My loaner car was a new E300 sedan. Sure is a lot of plastic in those new cars.
with a starting price of $50k for e300. $26k in 1990 dollars. In 1990 base price for e300 was $46k. MB went down market big time
 

msq

Active member
If you go anywhere besides the dealer, ask if they use a spreader bar when aligning old Mercedes, as IslandMon said. I'd also ask if they verify the steering box is centered as well (they SHOULD do this, there are marks on the box itself). If they don't know what you're talking about, I'd go elsewhere. If you go to the dealer, ask the tech who will do the work the same questions - don't ask the service advisor.

Also, check the price at both places... if there's not a significant savings, why not go to the dealer?

Finally, request a printout that shows before & after data.

:strawberry:
This explains what went wrong with the alignment on my '95 E320 Cab last year (it is in storage now). I drove it home and the steering wheel was "off" (i.e. had to keep it turned it maybe 10 - 20 degrees to keep the wheels straight). I bet they did not make sure steering box was centered. I drove home thinking "rookie mistake, I haven't seen anyone do this in 20 years". It was a tire shop that did this while I was getting new tires. In any case, I will be bringing it to the dealer when it comes out of storage. I have a great MB/BMW independent near me who I have used for years but I think I'll have the dealer fix the tire shops mess-up.
 

Jlaa

Active member
To close the loop on this thread I ended up using Mercedes of Marin. Their alignment guy has been doing this for 21 years and he did use a spreader bar on the front wheels. When I picked up the car he came out and went through all the settings with me. Cost was $189.00. I think they did a great job and I wouldn't hesitate to use them again for an alignment.

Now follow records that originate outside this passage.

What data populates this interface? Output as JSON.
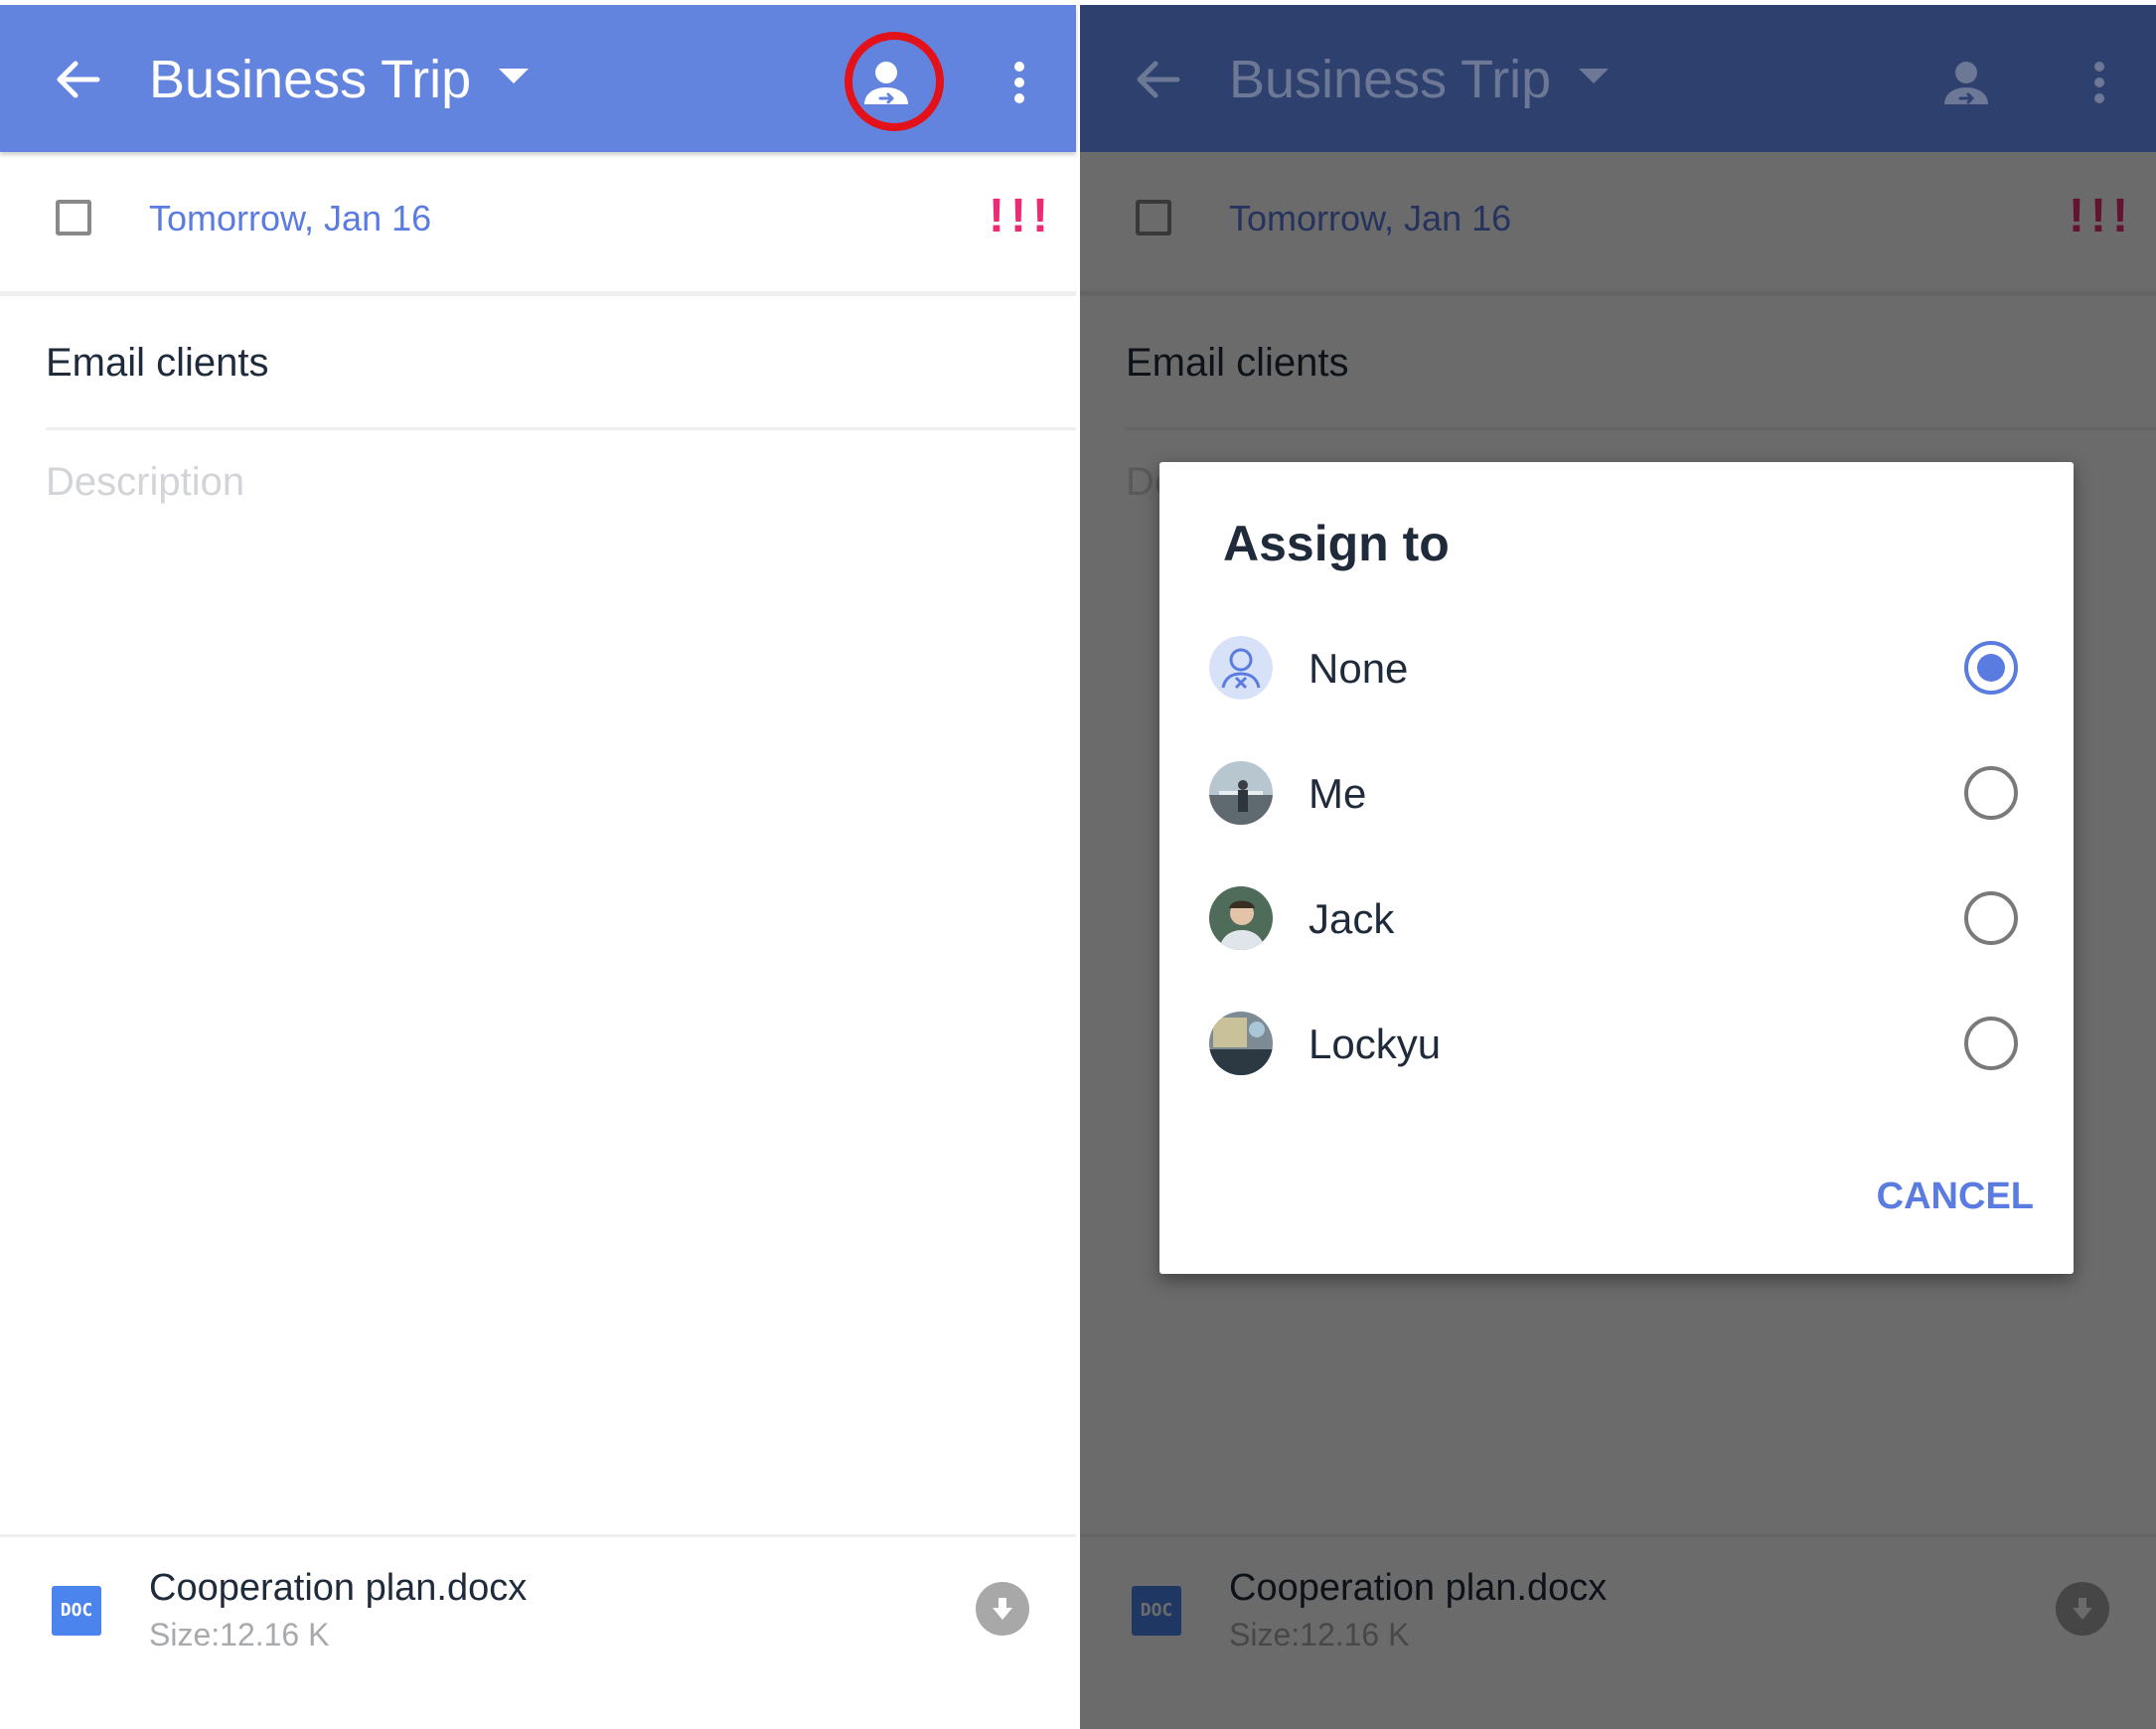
{
  "colors": {
    "appbar": "#6384de",
    "appbar_dimmed": "#2e406e",
    "accent": "#5a7be0",
    "priority": "#ec2b77",
    "highlight_ring": "#e3121a",
    "doc_icon": "#4a84ec"
  },
  "task": {
    "list_name": "Business Trip",
    "due_date": "Tomorrow, Jan 16",
    "priority_marks": "!!!",
    "title": "Email clients",
    "description_placeholder": "Description"
  },
  "attachment": {
    "type_label": "DOC",
    "file_name": "Cooperation plan.docx",
    "size": "Size:12.16 K"
  },
  "icons": {
    "back": "arrow-left-icon",
    "list_dropdown": "caret-down-icon",
    "assign": "assign-person-icon",
    "more": "more-vertical-icon",
    "download": "download-icon"
  },
  "dialog": {
    "title": "Assign to",
    "options": [
      {
        "name": "None",
        "selected": true
      },
      {
        "name": "Me",
        "selected": false
      },
      {
        "name": "Jack",
        "selected": false
      },
      {
        "name": "Lockyu",
        "selected": false
      }
    ],
    "cancel_label": "CANCEL"
  }
}
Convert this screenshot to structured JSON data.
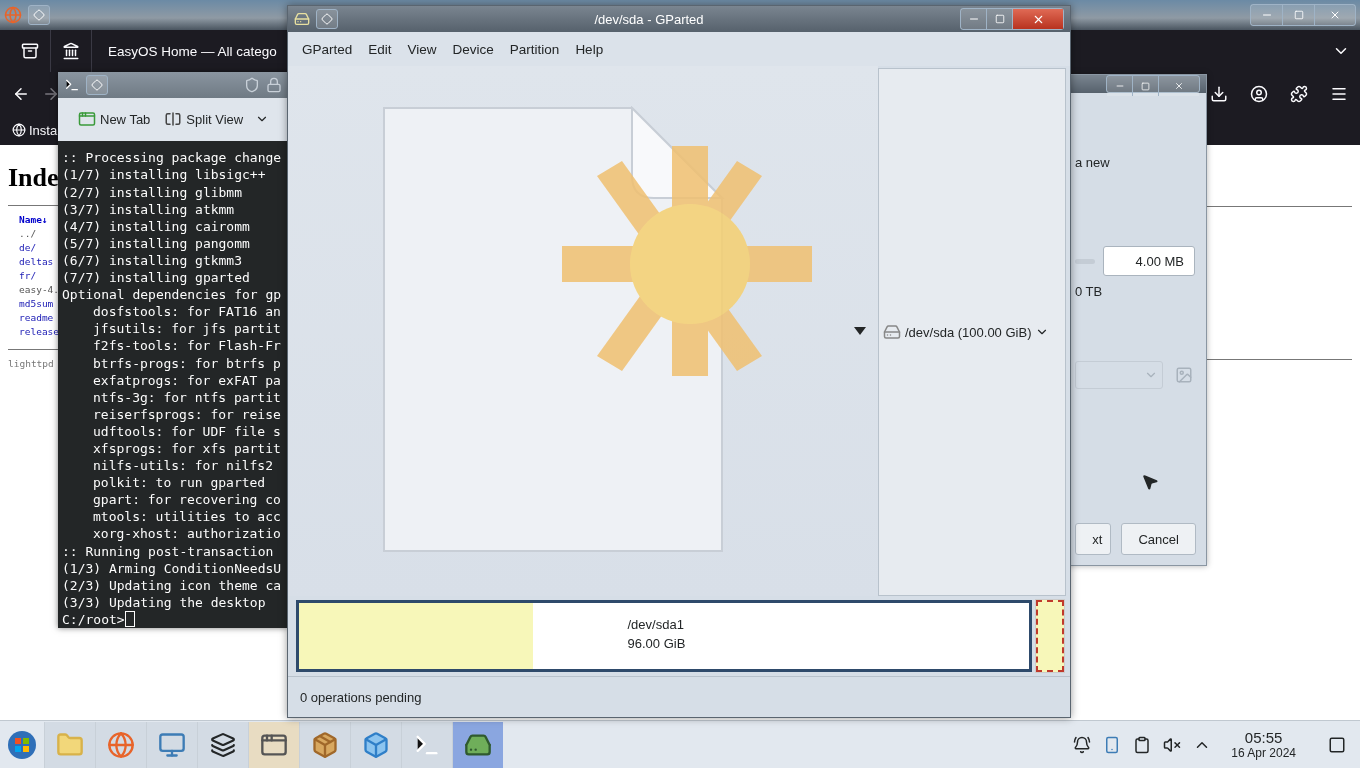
{
  "firefox": {
    "tab_title": "EasyOS Home — All catego",
    "bookmark": "Insta",
    "page": {
      "heading": "Inde",
      "column_header": "Name↓",
      "entries": [
        {
          "text": "../",
          "kind": "plain"
        },
        {
          "text": "de/",
          "kind": "link"
        },
        {
          "text": "deltas",
          "kind": "link"
        },
        {
          "text": "fr/",
          "kind": "link"
        },
        {
          "text": "easy-4.",
          "kind": "plain"
        },
        {
          "text": "md5sum",
          "kind": "link"
        },
        {
          "text": "readme",
          "kind": "link"
        },
        {
          "text": "release",
          "kind": "link"
        }
      ],
      "footer": "lighttpd"
    }
  },
  "terminal": {
    "toolbar": [
      "New Tab",
      "Split View"
    ],
    "lines": [
      {
        "text": ":: Processing package change"
      },
      {
        "text": "(1/7) installing libsigc++"
      },
      {
        "text": "(2/7) installing glibmm"
      },
      {
        "text": "(3/7) installing atkmm"
      },
      {
        "text": "(4/7) installing cairomm"
      },
      {
        "text": "(5/7) installing pangomm"
      },
      {
        "text": "(6/7) installing gtkmm3"
      },
      {
        "text": "(7/7) installing gparted"
      },
      {
        "text": "Optional dependencies for gp",
        "children": [
          {
            "text": "dosfstools: for FAT16 an"
          },
          {
            "text": "jfsutils: for jfs partit"
          },
          {
            "text": "f2fs-tools: for Flash-Fr"
          },
          {
            "text": "btrfs-progs: for btrfs p"
          },
          {
            "text": "exfatprogs: for exFAT pa"
          },
          {
            "text": "ntfs-3g: for ntfs partit"
          },
          {
            "text": "reiserfsprogs: for reise"
          },
          {
            "text": "udftools: for UDF file s"
          },
          {
            "text": "xfsprogs: for xfs partit"
          },
          {
            "text": "nilfs-utils: for nilfs2"
          },
          {
            "text": "polkit: to run gparted"
          },
          {
            "text": "gpart: for recovering co"
          },
          {
            "text": "mtools: utilities to acc"
          },
          {
            "text": "xorg-xhost: authorizatio"
          }
        ]
      },
      {
        "text": ":: Running post-transaction"
      },
      {
        "text": "(1/3) Arming ConditionNeedsU"
      },
      {
        "text": "(2/3) Updating icon theme ca"
      },
      {
        "text": "(3/3) Updating the desktop"
      }
    ],
    "prompt": "C:/root>"
  },
  "gparted": {
    "title": "/dev/sda - GParted",
    "menu": [
      "GParted",
      "Edit",
      "View",
      "Device",
      "Partition",
      "Help"
    ],
    "device": "/dev/sda (100.00 GiB)",
    "partition": {
      "name": "/dev/sda1",
      "size": "96.00 GiB",
      "level": 0.32
    },
    "status": "0 operations pending"
  },
  "dialog": {
    "text": "a new",
    "size_value": "4.00 MB",
    "max_text": "0 TB",
    "buttons": [
      "xt",
      "Cancel"
    ]
  },
  "taskbar": {
    "apps": [
      {
        "kind": "folder",
        "selected": false
      },
      {
        "kind": "browser",
        "selected": false
      },
      {
        "kind": "monitor",
        "selected": false
      },
      {
        "kind": "windows",
        "selected": false
      },
      {
        "kind": "window",
        "selected": true
      },
      {
        "kind": "package",
        "selected": false
      },
      {
        "kind": "cube",
        "selected": false
      },
      {
        "kind": "terminal",
        "selected": false
      },
      {
        "kind": "disk",
        "selected": true
      }
    ],
    "time": "05:55",
    "date": "16 Apr 2024"
  }
}
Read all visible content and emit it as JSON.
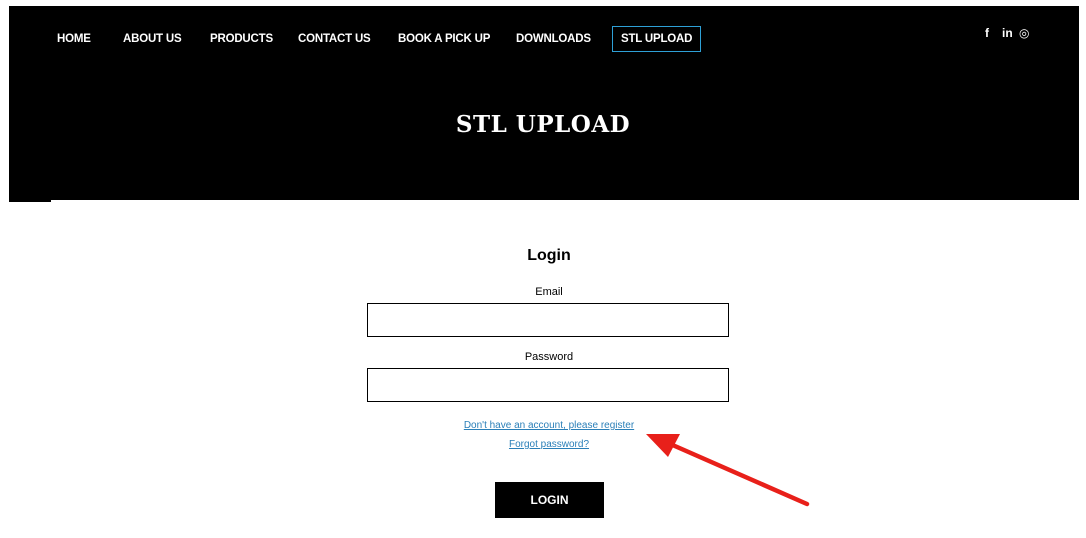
{
  "nav": {
    "items": [
      {
        "label": "HOME"
      },
      {
        "label": "ABOUT US"
      },
      {
        "label": "PRODUCTS"
      },
      {
        "label": "CONTACT US"
      },
      {
        "label": "BOOK A PICK UP"
      },
      {
        "label": "DOWNLOADS"
      },
      {
        "label": "STL UPLOAD",
        "active": true
      }
    ],
    "social": {
      "facebook": "f",
      "linkedin": "in",
      "instagram": "◎"
    }
  },
  "hero": {
    "title": "STL UPLOAD"
  },
  "login": {
    "title": "Login",
    "email_label": "Email",
    "email_value": "",
    "password_label": "Password",
    "password_value": "",
    "register_link": "Don't have an account, please register",
    "forgot_link": "Forgot password?",
    "button": "LOGIN"
  },
  "colors": {
    "accent": "#2ea0d6",
    "link": "#2a7fb8",
    "annotation_arrow": "#e8201a"
  },
  "icons": [
    "facebook-icon",
    "linkedin-icon",
    "instagram-icon",
    "annotation-arrow"
  ]
}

My loaner car was a new E300 sedan. Sure is a lot of plastic in those new cars.
Bill, thanks for closing the loop. May I ask you to share the name of the alignment guy at MB of Marin? Danke.
 
I believe his name is Mark. He is the only tech there who does alignments. If you go I recommend Eliseo as a service advisor. I felt very good about Mark’s competence after he came out and went over all the numbers with me. I didn’t expect this.
 

gsxr

.036 Hoonigan™, E500E Boffin
Staff member
He is the only tech there who does alignments. ... I felt very good about Mark’s competence after he came out and went over all the numbers with me.
This is a sign of a really good tech, when they talk to the customer directly to discuss the results (instead of letting the service advisor handle it). ^^^

Hopefully he doesn't retire anytime soon!!

:deniro:
 

emerydc8

Active member
The dealer tech I use occasionally in Tucson is like that. His corner is always filled with older cars. I got the impression that he enjoys talking to other people who like and work on these cars and he mentioned that there are younger guys in the shop who really don't care to work on them because it requires more effort to troubleshoot. With regard to the 722.3xx transmissions, he said no one else in the shop really knows how to rebuild them and he wasn't sure what they'd do when he retires.